Am Freisinger Bahnhof wurden jetzt Fertigbau-Elemente für eine neue Ladeneinheit angeliefert und installiert. Das FT hat die Arbeiten begleitet.
Freising – Selbst Pendler, die es auf dem Weg zum Zug eilig hatten, blieben stehen und reckten neugierig den Kopf in die Höhe: Am Dienstag wurden mehrere Baukörper per Autokran über den Freisinger Bahnhof gehoben. Die insgesamt fünf Anlieferungen sorgten dabei für einiges Aufsehen.

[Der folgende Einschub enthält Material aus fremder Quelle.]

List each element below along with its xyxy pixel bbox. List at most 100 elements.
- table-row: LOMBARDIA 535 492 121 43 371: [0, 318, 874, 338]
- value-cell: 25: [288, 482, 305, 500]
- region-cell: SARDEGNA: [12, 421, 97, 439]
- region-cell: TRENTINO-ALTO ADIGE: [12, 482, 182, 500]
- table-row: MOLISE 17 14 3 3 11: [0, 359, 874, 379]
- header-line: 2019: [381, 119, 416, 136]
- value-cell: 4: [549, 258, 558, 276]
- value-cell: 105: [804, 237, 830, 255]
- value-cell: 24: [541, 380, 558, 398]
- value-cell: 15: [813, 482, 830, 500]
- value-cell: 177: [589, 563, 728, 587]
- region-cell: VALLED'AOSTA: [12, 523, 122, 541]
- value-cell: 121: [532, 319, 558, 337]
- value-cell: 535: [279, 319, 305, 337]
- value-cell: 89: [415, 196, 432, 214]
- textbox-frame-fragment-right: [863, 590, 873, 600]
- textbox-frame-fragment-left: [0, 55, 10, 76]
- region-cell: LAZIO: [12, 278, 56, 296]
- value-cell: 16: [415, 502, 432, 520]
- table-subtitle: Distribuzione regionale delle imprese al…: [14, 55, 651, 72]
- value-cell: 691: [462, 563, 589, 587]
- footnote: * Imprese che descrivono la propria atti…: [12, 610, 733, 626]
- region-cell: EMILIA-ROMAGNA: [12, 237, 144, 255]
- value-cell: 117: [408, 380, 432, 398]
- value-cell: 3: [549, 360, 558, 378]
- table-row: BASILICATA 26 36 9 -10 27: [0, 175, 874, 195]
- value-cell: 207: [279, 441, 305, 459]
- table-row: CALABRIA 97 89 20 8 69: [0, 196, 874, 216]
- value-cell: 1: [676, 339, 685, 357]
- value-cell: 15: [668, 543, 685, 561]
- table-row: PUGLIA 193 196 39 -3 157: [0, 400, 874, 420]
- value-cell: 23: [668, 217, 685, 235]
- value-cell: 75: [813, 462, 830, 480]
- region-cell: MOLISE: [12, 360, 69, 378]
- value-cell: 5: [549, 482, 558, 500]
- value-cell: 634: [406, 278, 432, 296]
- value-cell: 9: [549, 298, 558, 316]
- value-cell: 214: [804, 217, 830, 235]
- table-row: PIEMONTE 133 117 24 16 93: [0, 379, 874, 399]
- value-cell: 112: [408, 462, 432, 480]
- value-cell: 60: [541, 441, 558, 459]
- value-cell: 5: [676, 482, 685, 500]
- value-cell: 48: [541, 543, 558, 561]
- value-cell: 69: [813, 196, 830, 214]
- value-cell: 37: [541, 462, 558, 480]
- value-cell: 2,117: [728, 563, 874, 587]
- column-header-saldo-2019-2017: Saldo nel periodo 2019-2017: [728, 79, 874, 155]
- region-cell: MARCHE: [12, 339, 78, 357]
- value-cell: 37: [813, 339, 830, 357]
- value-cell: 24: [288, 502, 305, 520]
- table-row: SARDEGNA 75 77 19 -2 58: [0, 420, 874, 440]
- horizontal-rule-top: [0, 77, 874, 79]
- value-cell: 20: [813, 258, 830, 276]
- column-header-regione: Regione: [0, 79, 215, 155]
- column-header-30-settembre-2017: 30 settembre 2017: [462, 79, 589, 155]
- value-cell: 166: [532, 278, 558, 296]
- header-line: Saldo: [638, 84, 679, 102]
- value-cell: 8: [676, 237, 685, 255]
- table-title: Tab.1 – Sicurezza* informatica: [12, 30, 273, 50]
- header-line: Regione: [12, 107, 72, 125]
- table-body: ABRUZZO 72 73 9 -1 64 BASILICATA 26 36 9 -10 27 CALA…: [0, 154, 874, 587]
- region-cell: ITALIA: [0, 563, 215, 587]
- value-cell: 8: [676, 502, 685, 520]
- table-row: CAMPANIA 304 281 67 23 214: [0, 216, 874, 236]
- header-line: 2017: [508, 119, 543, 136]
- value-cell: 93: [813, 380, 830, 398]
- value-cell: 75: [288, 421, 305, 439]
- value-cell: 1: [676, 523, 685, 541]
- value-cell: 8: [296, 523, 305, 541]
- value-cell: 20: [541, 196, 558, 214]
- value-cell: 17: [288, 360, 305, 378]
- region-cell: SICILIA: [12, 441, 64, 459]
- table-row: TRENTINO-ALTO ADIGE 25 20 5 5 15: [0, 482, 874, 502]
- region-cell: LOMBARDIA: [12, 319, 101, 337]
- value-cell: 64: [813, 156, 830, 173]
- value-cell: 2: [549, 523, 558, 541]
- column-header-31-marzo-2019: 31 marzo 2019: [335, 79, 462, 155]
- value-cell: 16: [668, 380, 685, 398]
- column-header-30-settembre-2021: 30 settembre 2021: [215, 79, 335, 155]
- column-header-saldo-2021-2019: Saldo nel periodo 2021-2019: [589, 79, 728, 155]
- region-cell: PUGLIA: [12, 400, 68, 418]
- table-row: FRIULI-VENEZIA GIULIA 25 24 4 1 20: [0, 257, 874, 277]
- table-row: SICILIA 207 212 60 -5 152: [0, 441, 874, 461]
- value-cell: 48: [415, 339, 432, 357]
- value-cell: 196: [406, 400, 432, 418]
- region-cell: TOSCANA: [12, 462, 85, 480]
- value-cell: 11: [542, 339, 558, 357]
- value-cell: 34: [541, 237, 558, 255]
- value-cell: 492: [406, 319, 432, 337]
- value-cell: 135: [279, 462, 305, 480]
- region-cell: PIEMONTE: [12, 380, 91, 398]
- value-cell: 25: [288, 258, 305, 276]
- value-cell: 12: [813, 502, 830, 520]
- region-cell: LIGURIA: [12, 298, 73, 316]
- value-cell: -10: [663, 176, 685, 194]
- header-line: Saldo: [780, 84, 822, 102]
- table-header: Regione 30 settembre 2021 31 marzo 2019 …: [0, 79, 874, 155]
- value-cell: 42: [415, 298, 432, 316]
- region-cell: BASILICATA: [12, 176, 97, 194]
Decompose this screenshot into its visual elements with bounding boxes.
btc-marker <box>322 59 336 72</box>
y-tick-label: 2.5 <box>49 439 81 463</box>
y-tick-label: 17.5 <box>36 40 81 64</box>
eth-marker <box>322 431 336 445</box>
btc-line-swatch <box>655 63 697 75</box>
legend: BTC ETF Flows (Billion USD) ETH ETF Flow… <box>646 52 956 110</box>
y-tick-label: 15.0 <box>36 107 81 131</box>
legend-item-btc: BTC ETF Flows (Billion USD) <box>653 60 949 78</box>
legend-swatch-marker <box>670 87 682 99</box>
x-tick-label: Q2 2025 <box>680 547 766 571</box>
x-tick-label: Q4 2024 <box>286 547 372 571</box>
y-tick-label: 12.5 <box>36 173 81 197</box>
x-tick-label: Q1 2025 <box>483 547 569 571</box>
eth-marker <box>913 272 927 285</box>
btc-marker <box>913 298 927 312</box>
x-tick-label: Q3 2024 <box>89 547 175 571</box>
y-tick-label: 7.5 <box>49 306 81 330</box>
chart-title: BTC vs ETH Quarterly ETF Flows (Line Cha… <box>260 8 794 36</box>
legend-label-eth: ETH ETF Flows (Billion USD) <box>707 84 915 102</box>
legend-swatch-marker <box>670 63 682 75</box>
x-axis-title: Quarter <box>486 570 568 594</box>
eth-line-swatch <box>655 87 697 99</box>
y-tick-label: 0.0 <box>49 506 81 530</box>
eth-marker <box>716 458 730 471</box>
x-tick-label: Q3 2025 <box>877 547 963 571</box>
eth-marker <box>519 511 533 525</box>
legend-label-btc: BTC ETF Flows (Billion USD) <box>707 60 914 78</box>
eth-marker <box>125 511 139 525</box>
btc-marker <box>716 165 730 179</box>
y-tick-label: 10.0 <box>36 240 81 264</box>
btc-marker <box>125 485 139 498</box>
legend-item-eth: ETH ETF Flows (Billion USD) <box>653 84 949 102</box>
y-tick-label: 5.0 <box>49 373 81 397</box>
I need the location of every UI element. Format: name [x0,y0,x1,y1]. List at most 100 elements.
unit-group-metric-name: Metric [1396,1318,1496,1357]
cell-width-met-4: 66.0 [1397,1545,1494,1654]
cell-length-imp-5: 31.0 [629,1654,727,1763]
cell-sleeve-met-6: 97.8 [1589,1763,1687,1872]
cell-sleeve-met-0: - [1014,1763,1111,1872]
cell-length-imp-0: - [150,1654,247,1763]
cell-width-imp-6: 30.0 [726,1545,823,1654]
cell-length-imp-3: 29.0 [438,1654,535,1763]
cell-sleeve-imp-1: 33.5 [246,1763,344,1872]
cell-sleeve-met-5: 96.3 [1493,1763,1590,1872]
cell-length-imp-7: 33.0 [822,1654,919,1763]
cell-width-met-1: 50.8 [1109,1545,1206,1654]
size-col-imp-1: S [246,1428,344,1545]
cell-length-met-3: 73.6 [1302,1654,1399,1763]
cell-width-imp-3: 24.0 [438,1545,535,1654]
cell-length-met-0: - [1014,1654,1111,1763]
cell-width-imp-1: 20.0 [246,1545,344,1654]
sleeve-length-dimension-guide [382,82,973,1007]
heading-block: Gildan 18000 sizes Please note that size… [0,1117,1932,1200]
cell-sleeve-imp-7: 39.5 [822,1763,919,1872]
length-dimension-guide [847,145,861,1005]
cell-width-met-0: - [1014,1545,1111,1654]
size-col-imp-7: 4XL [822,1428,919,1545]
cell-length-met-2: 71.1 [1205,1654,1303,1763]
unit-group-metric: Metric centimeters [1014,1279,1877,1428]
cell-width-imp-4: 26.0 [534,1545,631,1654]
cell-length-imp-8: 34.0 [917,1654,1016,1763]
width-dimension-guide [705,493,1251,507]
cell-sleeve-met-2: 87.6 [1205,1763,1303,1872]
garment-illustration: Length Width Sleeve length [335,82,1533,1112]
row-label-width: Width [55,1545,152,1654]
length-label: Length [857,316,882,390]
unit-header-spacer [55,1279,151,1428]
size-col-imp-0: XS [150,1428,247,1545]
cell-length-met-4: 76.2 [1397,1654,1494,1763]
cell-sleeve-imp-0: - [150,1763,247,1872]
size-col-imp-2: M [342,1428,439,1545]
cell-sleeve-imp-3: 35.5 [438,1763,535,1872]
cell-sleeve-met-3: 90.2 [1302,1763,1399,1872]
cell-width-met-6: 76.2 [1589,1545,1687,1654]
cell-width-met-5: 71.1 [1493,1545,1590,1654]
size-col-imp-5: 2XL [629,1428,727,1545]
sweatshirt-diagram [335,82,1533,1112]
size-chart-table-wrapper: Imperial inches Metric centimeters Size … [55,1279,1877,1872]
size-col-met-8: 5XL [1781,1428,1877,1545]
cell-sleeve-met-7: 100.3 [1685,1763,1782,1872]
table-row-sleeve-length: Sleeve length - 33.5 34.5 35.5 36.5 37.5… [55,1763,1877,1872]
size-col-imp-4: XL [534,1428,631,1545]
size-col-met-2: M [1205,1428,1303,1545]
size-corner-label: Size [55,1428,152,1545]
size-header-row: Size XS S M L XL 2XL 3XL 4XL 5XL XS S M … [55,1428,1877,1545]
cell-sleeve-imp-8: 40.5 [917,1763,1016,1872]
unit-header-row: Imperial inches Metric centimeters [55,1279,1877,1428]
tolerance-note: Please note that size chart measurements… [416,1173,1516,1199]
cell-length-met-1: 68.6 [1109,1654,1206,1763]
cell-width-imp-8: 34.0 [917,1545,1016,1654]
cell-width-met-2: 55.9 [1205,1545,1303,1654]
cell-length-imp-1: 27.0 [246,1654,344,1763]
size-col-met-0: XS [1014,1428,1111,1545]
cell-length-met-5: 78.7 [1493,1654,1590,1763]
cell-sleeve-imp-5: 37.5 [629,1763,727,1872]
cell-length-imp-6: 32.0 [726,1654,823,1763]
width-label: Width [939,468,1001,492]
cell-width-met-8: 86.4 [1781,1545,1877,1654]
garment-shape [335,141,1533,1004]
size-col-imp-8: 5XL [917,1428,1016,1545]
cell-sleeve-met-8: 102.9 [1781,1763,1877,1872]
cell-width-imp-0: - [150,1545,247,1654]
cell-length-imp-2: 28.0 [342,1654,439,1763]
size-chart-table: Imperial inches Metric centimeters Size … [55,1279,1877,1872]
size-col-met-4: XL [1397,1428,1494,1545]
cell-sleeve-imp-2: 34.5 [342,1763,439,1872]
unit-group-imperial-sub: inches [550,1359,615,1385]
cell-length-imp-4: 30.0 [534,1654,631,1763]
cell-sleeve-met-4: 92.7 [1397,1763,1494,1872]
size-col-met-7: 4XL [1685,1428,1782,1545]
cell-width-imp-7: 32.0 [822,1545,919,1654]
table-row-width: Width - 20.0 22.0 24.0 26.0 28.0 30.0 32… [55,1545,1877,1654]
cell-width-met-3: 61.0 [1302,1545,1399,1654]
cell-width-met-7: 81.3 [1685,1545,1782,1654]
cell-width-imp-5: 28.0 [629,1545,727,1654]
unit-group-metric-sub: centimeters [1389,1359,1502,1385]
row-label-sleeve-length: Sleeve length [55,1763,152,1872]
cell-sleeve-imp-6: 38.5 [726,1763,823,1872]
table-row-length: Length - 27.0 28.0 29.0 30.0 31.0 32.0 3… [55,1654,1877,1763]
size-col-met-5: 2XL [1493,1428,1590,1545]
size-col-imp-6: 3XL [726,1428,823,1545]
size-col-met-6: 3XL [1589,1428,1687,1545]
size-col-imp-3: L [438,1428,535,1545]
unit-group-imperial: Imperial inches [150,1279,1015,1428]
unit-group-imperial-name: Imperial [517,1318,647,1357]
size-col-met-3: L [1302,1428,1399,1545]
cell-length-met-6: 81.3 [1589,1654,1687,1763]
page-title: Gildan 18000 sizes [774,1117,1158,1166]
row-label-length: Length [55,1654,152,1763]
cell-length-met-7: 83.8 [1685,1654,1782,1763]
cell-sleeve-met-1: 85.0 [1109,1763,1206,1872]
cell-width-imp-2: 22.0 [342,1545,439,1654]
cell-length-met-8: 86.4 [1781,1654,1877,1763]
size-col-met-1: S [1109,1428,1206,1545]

Wie bereits im März 2025 berichtet, eröffnet eine Bäckereikette aus der Region eine Filiale am Bahnhof – und zwar nicht im Bestand, wo alle Flächen vermietet sind, sondern in neuen Räumen zwischen dem bisherigen Empfangsgebäude und den Gleisen. Dafür waren in den zurückliegenden Monaten schon einmal Fundamente und Anschlüsse vorbereitet worden. Wie eine Bahnsprecherin unserer Zeitung erklärt hatte, habe man sich für einen „hochwertigen Modulbau“ entschieden. „Dieser zeichnet sich vor allem durch flexible Nutzungsmöglichkeiten aus, so kann er grundsätzlich jederzeit umpositioniert werden.“
Am Dienstagmorgen fuhr nun der erste Schwertransport am Bahnhof vor, wo ein Autokran wartete. „Es werden heute insgesamt fünf Einzelmodule in Stahlbauweise zusammengebaut“, erklärte Karin Steinmann, Architektin und Bauleiterin der Herstellerfirma Kramer, während sie die Vorgänge überwachte. „Am Ende entstehen so rund 50 Quadratmeter Bäckereifläche samt Backstube, Theke und Sitzbereich.“
Besondere Auflage wegen Bahnhofsnähe
Jedes Modul, so berichtete Steinmann weiter, wiege sieben Tonnen. „Das wird fix und fertig angeliefert, inklusive Bodenbelag und WC.“ Die Aufstellzeit betrage nur diesen einen Tag, danach könne der Ladenbau erfolgen und das Geschäft in wenigen Tagen eröffnet werden. Eine besondere Vorgabe habe es für die Variante am Bahnhof auch gegeben: „Wir mussten wegen der Nähe zum Bestandsgebäude einen erhöhten Brandschutz gewährleisten“, sagte Karin Steinmann. Was ihr wichtig war: „Es sind keine Container, es ist eher wie ein Fertighaus.“
Während auch ein Projektleiter der Deutschen Bahn die Arbeiten im Auge behielt und dokumentierte, wurde ein Modul nach dem anderen angeliefert, an seinen Platz gehoben und dann mit den vorbereiteten Anschlüssen verbunden. Am Nachmittag war das Gebäude fertig – und der Aufbautrupp zog wieder ab. Zurück blieben neugierige Passanten, die sich fragten, wer wohl in das Häuschen einzieht.